La Ctp di Genova respingeva il ricorso, confermando la tesi erariale, espressa alla luce della giurisprudenza di legittimità, che, appunto, aveva più volte riconosciuto la tassabilità dei frutti del meretricio (cfr Cassazione n. 10578/2011).

L’appello della contribuente
Con successivo gravame, la contribuente insisteva sulla propria prospettazione, in particolare eccependo che mai fosse emersa l’abitualità della pretesa professione del meretricio, peraltro attestata dall’esiguità delle somme contestate per l’intero anno.
Quindi, concludeva la signora, era da escludere l’imponibilità fiscale e – quanto meno – l’applicabilità dell’Iva.

La sentenza della Ctr Liguria
La Commissione regionale – nell’accogliere parzialmente l’appello della contribuente per ragioni strettamente attinenti al merito della vicenda, in cui non vi era abitualità dell’esercizio della prostituzione – premette che la tassabilità dei proventi dell’attività di meretricio è ormai pacifica, anche a livello della giurisprudenza sovranazionale (cfr Corte di giustizia Ue, sentenza del 20.11.2001 resa nella causa C-268/1999).
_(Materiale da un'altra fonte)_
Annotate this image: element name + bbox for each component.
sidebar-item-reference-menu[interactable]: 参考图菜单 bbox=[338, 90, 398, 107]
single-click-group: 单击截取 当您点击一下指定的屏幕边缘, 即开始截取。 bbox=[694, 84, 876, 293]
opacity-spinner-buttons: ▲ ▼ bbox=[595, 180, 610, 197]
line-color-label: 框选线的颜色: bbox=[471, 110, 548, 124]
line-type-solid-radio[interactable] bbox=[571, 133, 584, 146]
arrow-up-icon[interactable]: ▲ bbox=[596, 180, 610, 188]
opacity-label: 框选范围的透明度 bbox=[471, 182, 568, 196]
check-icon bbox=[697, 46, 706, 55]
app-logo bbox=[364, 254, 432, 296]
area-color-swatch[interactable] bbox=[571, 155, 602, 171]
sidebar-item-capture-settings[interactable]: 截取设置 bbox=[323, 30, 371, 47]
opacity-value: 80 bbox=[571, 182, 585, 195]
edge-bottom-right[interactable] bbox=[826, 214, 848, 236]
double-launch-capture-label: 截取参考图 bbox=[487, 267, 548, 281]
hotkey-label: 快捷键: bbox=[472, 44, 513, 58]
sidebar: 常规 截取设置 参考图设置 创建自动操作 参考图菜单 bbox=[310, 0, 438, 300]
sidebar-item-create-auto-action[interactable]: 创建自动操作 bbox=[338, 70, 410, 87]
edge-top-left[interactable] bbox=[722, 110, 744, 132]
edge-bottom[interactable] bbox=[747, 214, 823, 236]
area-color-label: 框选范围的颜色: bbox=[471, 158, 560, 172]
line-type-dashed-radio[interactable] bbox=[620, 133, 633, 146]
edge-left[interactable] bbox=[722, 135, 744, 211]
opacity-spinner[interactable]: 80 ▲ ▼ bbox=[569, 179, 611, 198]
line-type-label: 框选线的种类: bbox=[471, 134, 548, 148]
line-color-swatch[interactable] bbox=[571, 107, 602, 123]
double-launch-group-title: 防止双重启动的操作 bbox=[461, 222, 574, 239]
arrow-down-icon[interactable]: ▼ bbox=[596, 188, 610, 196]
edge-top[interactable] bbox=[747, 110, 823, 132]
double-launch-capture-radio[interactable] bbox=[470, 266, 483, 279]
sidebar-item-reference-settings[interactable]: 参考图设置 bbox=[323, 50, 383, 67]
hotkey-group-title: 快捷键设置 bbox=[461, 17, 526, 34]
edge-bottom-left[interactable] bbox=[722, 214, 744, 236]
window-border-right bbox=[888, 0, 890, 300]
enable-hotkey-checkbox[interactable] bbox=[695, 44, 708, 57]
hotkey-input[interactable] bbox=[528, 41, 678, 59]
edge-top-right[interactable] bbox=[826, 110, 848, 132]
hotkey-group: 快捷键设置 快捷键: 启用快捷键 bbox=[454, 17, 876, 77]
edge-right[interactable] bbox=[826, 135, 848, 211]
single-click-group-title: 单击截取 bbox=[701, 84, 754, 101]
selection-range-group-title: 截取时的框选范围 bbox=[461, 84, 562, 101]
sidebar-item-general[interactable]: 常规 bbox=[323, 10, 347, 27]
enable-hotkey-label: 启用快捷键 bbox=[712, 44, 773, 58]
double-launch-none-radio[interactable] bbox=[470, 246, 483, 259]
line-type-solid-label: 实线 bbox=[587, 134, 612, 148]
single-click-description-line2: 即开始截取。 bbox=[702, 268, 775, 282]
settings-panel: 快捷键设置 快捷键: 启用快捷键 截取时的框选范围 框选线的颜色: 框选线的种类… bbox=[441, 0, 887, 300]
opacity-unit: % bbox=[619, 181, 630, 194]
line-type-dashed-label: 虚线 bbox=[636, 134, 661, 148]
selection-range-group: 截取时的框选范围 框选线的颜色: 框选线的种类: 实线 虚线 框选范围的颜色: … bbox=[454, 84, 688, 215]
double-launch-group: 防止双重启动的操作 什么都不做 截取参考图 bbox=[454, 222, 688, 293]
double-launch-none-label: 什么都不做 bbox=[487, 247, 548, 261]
Per quanto ci occupa, inoltre, la Ctr ha occasione di ricordare che la Corte di legittimità ha sancito che l’esercizio dell’attività di prostituzione, occasionale o abituale che sia, genera, comunque, un reddito imponibile ai fini Irpef, trattandosi in ogni caso di proventi rientranti nella categoria residuale dei redditi diversi prevista dall’articolo 6, comma 1, lettera f) del Tuir; il requisito della abitualità, diversamente, è rilevante ai diversi fini dell’assoggettamento dei proventi dell’attività di prostituzione anche alle imposte indirette (Iva) a norma dell’art. 5  Dpr 633/1972, secondo cui costituisce esercizio di arti o professioni, soggette all’Iva, l’esercizio per professione abituale di qualsiasi attività di lavoro autonomo (cfr Cassazione nn. 22413/2016; 10578/2011; ma anche Cassazione nn. 15596/2016 e 18030/2013).
In definitiva, sulla base dei cardini giurisprudenziali esposti, la contribuente non poteva certo sfuggire all’imposizione diretta, come essa pretendeva: l’attività di meretricio, infatti, se svolta in forma abituale, è assimilabile al lavoro autonomo ed è, vieppiù, soggetta ad Iva, ma anche se viene svolta, autonomamente ed in forma occasionale, come accadeva per la signora in questione, rientra nella categoria dei redditi diversi, con conseguente imponibilità Irpef.